The Witch Who Came From The Sea (1976)


Nastiness Rating:

Directed by: Matt Cimber
Written by: Robert Thom

 

 

 

When I took on this project a few years ago, I knew that I was going to be seeing some awful, awful movies. Unfortunately, I remain not disappointed.

The Witch Who Came From The Sea is one of those movies that makes you say, “What the fuck did I just watch?!” It’s an incredibly weird movie…which is why it pretty consistently plays Weird Wednesday at the Alamo Drafthouse here in Austin. This is the second time that I know of, but the first time that I was able to make it.

First off, let’s get this out of the way: There is no witch. Nothing comes from the sea. The title is someone’s (wrong) description of Venus on the half-shell.

The story concerns a young woman named Molly (one time Anne Frank and former Mrs. Dean Stockwell, Millie Perkins) who is hopelessly devoted to her two nephews. She’s also hopelessly devoted to her late father (John Goff) who she tells everyone was perfect in every way. He was a sailor who never cursed, never raised a hand that wasn’t called for and didn’t even like tattoos because they desecrated our “perfect bodies.”

Did I mention that he raped her? All the fuckin’ time? Yeah, neither did she.

Her sister, Cathy (Vanessa Brown), seems to know all of this and tries to counter her lies with semi-fact, telling her kids that her father wasn’t much of a sailor and was a mean ol’ bastard. It doesn’t help, though. The kids love Molly more than they love Cathy, so they believe her.

Then there’s Long John (Lonny Chapman) and Doris (“Method” teacher, Peggy Feury). They’re Molly’s co-workers and the only adults who seem to have any real compassion for what she’s going through…although they don’t really know what it is that she’s going through.

Oh yeah, and Molly kills men. She has sex with them and then kills them, usually with a razor blade. She obsessed with television, so everyone that she kills is some sort of television star.

All of these messages are pretty muddled and I really don’t know what the hell the movie was trying to say. Celebrity culture is stupid, ok. Got that. Does it make people kill? I don’t think that was the point. Molly is called a “liberated woman.” Is the movie anti-women’s lib? Uh…it might just be, because obviously liberated women were raped by their fathers and are going to kill men in horrible, nasty ways.

Sigh. I really don’t know what to think. The movie was written by the husband of Millie Perkins and they apparently worked on it pretty closely together, working out scenes and dialogue. That’s not saying a lot since there is so much here that just doesn’t make any sense. All of the long pauses are annoying. The dialogue can be confusing at times. The opening scene where Molly is walking on the beach with her nephews and she starts fantasizing about the deaths of the bodybuilders is just plain silly.

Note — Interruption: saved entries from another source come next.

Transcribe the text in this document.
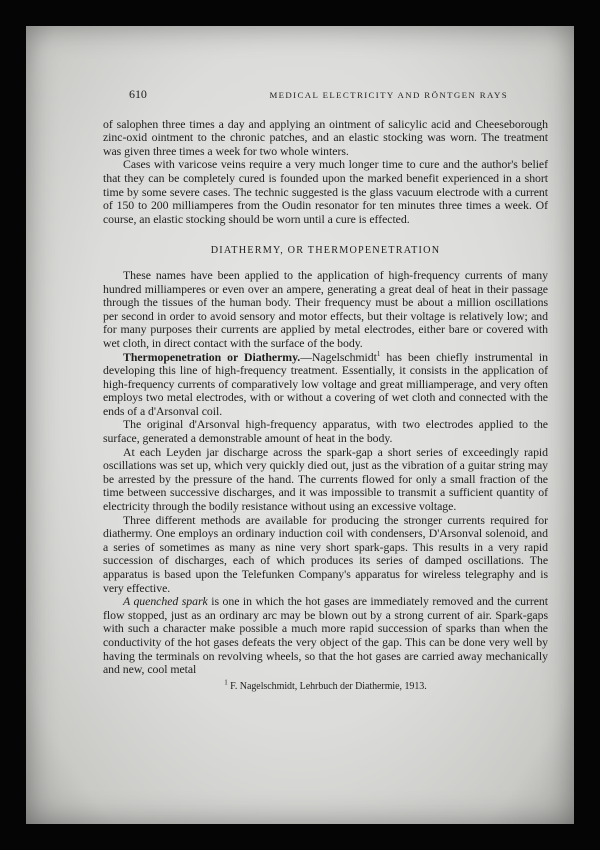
610	MEDICAL ELECTRICITY AND RÖNTGEN RAYS

of salophen three times a day and applying an ointment of salicylic acid and Cheeseborough zinc-oxid ointment to the chronic patches, and an elastic stocking was worn. The treatment was given three times a week for two whole winters.

Cases with varicose veins require a very much longer time to cure and the author's belief that they can be completely cured is founded upon the marked benefit experienced in a short time by some severe cases. The technic suggested is the glass vacuum electrode with a current of 150 to 200 milliamperes from the Oudin resonator for ten minutes three times a week. Of course, an elastic stocking should be worn until a cure is effected.

DIATHERMY, OR THERMOPENETRATION

These names have been applied to the application of high-frequency currents of many hundred milliamperes or even over an ampere, generating a great deal of heat in their passage through the tissues of the human body. Their frequency must be about a million oscillations per second in order to avoid sensory and motor effects, but their voltage is relatively low; and for many purposes their currents are applied by metal electrodes, either bare or covered with wet cloth, in direct contact with the surface of the body.

Thermopenetration or Diathermy.—Nagelschmidt$^1$ has been chiefly instrumental in developing this line of high-frequency treatment. Essentially, it consists in the application of high-frequency currents of comparatively low voltage and great milliamperage, and very often employs two metal electrodes, with or without a covering of wet cloth and connected with the ends of a d'Arsonval coil.

The original d'Arsonval high-frequency apparatus, with two electrodes applied to the surface, generated a demonstrable amount of heat in the body.

At each Leyden jar discharge across the spark-gap a short series of exceedingly rapid oscillations was set up, which very quickly died out, just as the vibration of a guitar string may be arrested by the pressure of the hand. The currents flowed for only a small fraction of the time between successive discharges, and it was impossible to transmit a sufficient quantity of electricity through the bodily resistance without using an excessive voltage.

Three different methods are available for producing the stronger currents required for diathermy. One employs an ordinary induction coil with condensers, D'Arsonval solenoid, and a series of sometimes as many as nine very short spark-gaps. This results in a very rapid succession of discharges, each of which produces its series of damped oscillations. The apparatus is based upon the Telefunken Company's apparatus for wireless telegraphy and is very effective.

A quenched spark is one in which the hot gases are immediately removed and the current flow stopped, just as an ordinary arc may be blown out by a strong current of air. Spark-gaps with such a character make possible a much more rapid succession of sparks than when the conductivity of the hot gases defeats the very object of the gap. This can be done very well by having the terminals on revolving wheels, so that the hot gases are carried away mechanically and new, cool metal

$^1$ F. Nagelschmidt, Lehrbuch der Diathermie, 1913.
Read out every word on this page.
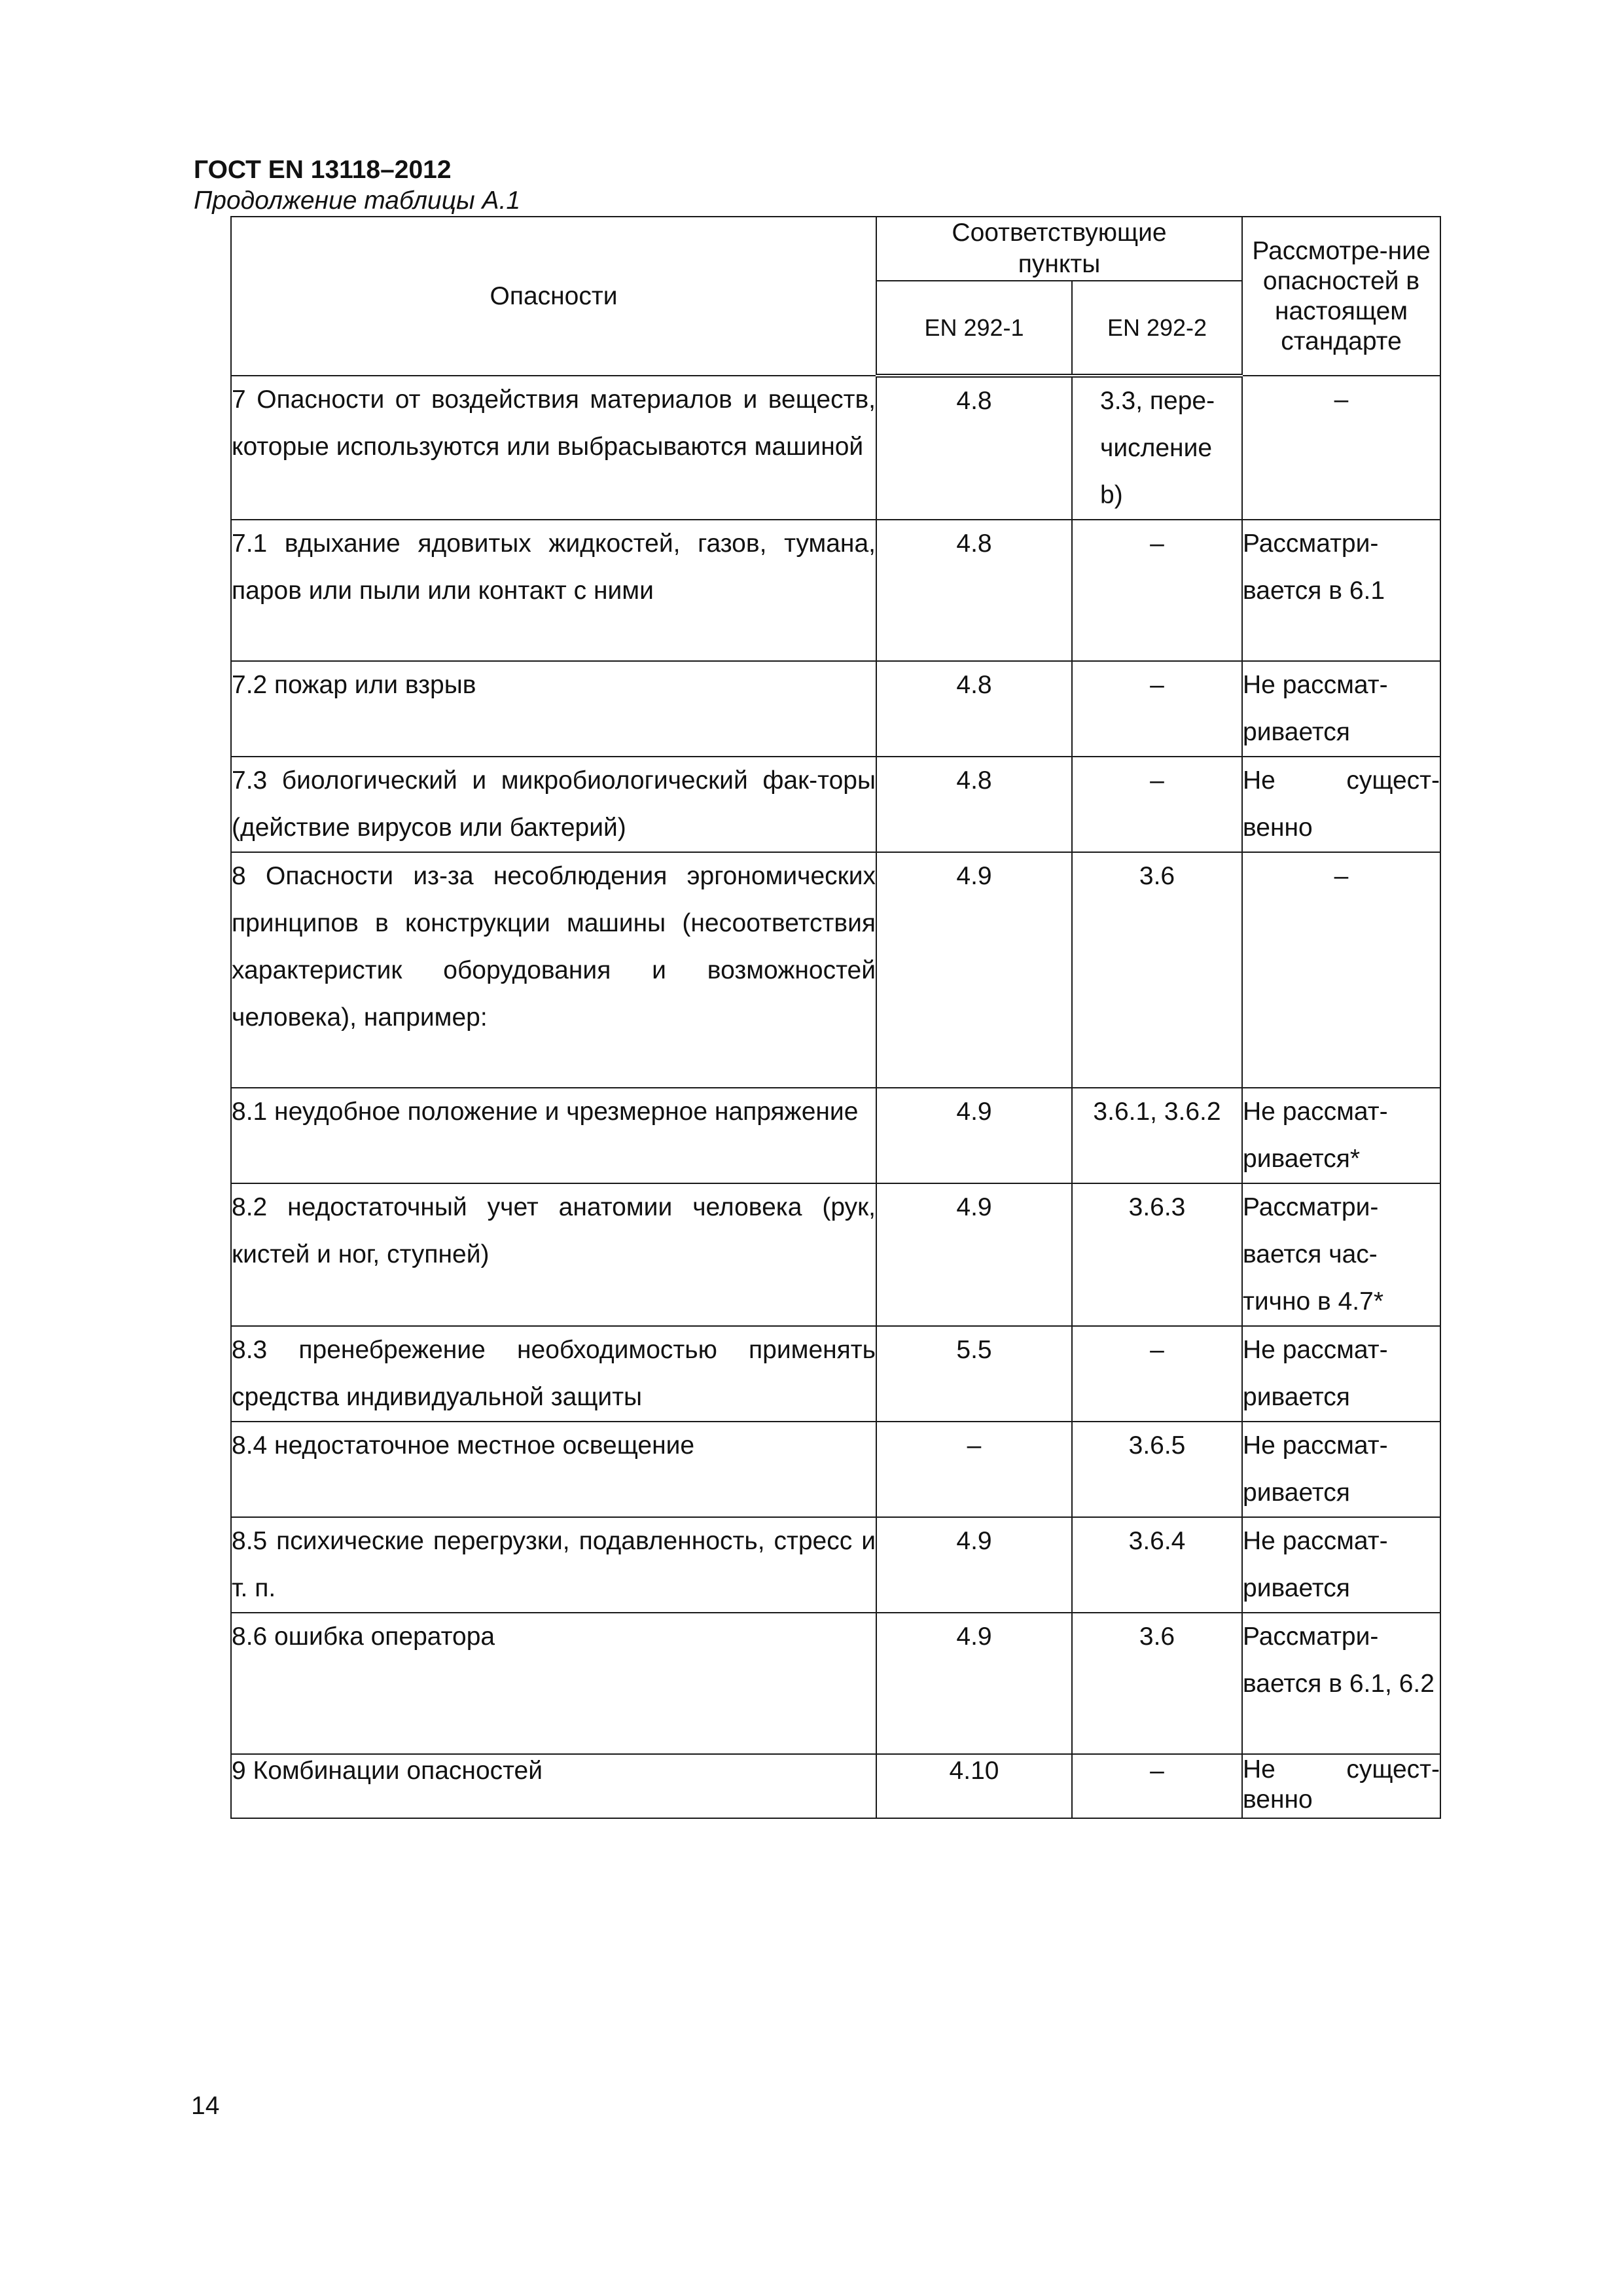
ГОСТ EN 13118–2012
Продолжение таблицы А.1
Опасности	Соответствующие пункты		Рассмотре-ние опасностей в настоящем стандарте
	EN 292-1	EN 292-2	
7 Опасности от воздействия материалов и веществ, которые используются или выбрасываются машиной	4.8	3.3, пере-числение b)	–
7.1 вдыхание ядовитых жидкостей, газов, тумана, паров или пыли или контакт с ними	4.8	–	Рассматри-вается в 6.1
7.2 пожар или взрыв	4.8	–	Не рассмат-ривается
7.3 биологический и микробиологический фак-торы (действие вирусов или бактерий)	4.8	–	Не сущест-венно

8 Опасности из-за несоблюдения эргономических принципов в конструкции машины (несоответствия характеристик оборудования и возможностей человека), например:	4.9	3.6	–
8.1 неудобное положение и чрезмерное напряжение	4.9	3.6.1, 3.6.2	Не рассмат-ривается*
8.2 недостаточный учет анатомии человека (рук, кистей и ног, ступней)	4.9	3.6.3	Рассматри-вается час-тично в 4.7*
8.3 пренебрежение необходимостью применять средства индивидуальной защиты	5.5	–	Не рассмат-ривается
8.4 недостаточное местное освещение	–	3.6.5	Не рассмат-ривается
8.5 психические перегрузки, подавленность, стресс и т. п.	4.9	3.6.4	Не рассмат-ривается
8.6 ошибка оператора	4.9	3.6	Рассматри-вается в 6.1, 6.2
9 Комбинации опасностей	4.10	–	Не сущест-венно
14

I really wanted to like this movie a lot. The intro that Lars did for it made it sound like it might be another Possession. It had a lot of the elements that make for a fun and disturbing film: incest, murder, children assisting suicide… Unfortunately, it all added up to a 90-minute movie that felt about three hours long because not one single character saw what was right in front of their faces: Molly is one fucked up lady. She went through some terrible trauma and she came out of it the other side of it a killer. From the first frame of the movie we pretty much know that. She’s crazy and she’s going to do something horrible.

Then again, the police detectives seemed to know more than anyone else. They picked up her clothes from…somewhere? They just suddenly had them (although, she was wearing them at some point before they got them) and figured out that they were the killers’ clothes. How? I don’t know. Their questioning of Cathy was weird, too, because she was WAY too nervous. There was no reason for her to be as nervous as she was because there was really no reason to suspect Molly at the time.

One of those cops, by the way, is Red, the bum from Back To The Future. He was also the casting director on this movie and cast his own daughter in the flashback scenes. Huh.

As for the nastiness of the movie…there almost is none. Yes, Molly kills these men in pretty nasty ways, but they don’t really show it. She lifts a razor blade up and brings it down on a pair of dicks that are off-screen. Blood squirts on her pants. Then, later on, she slices a guys neck with a razor, but there’s no cut and precious little blood. She’s supposed to be bathed in blood by the end of it, but she just looks like she spilled some fruit punch on herself.

I can’t really recommend The Witch Who Came From The Sea. Yeah, if you want to make fun of a really boring movie, check it out, I guess. It’s a weird flick in that “man-hating woman” subgenre of homicidal maniac movies. I mean, she had a good reason to hate men. Even the men that she couldn’t bring herself to hate. Unfortunately, that doesn’t make it a particularly good film.

That poster, by the way, is probably the best part of the movie. No one gets beheaded in the film…ever. Not even close. The painting is actually from a comic book from a few years earlier. Pretty awesome artwork, even if it’s completely non-sequitur to the movie.